Thursday, January 21, 2010
Often, when a plant or animal is removed from its natural environment and introduced into a new one, the ecological balance is upset. Such was the case when the water hyacinth was introduced into Thailand. It quickly invaded the local canals and waterways, creating a nuisance much the same way kudzu has in the southeastern United States.
An extremely fast-growing plant, water hyacinth is an ecologically responsible alternative to wicker and rattan, as it is a raw material that can be used in its natural state and one of the few that quickly replenishes itself. Compared to wicker and rattan, water hyacinth is much softer and smoother to the touch, as well as lighter and less brittle.
The plant is what Century calls “green,” meaning it needs hardly any processing to manufacture – again, making it a more environmentally conscious material than wicker or rattan. Even the few teak parts that are used in this collection are made from wood purchased from strictly monitored “farms” that are replanted under Thailand government supervision.

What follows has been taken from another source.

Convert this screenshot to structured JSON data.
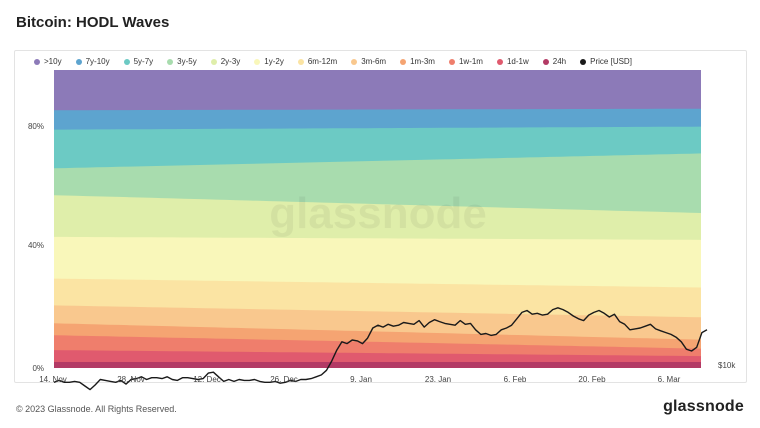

The young hyacinth stems are hand-picked from the waterways and sun-dried. The finest stems are then selected and braided. The braids are then interwoven between hundreds of small reeds to become the upholstery for the hand-cut wood and rattan frames. Once these frames are “upholstered,” the pieces are sprayed with three coats of water-based flat lacquer to add stain and dirt resistance. Since Century uses absolutely no stain, dye, or varnish on the finished pieces, the natural, rich golden hue of the dried hyacinth is not compromised. The entire process can take weeks from start to finish, but the result is a beautiful and distinctive piece of hand-woven furniture.
Water hyacinth, a waterway pest, now provides furniture of heirloom quality. Whether you are choosing furniture for your bedroom, family room or sun room, Century’s Water Hyacinth will grace your home beautifully for many years.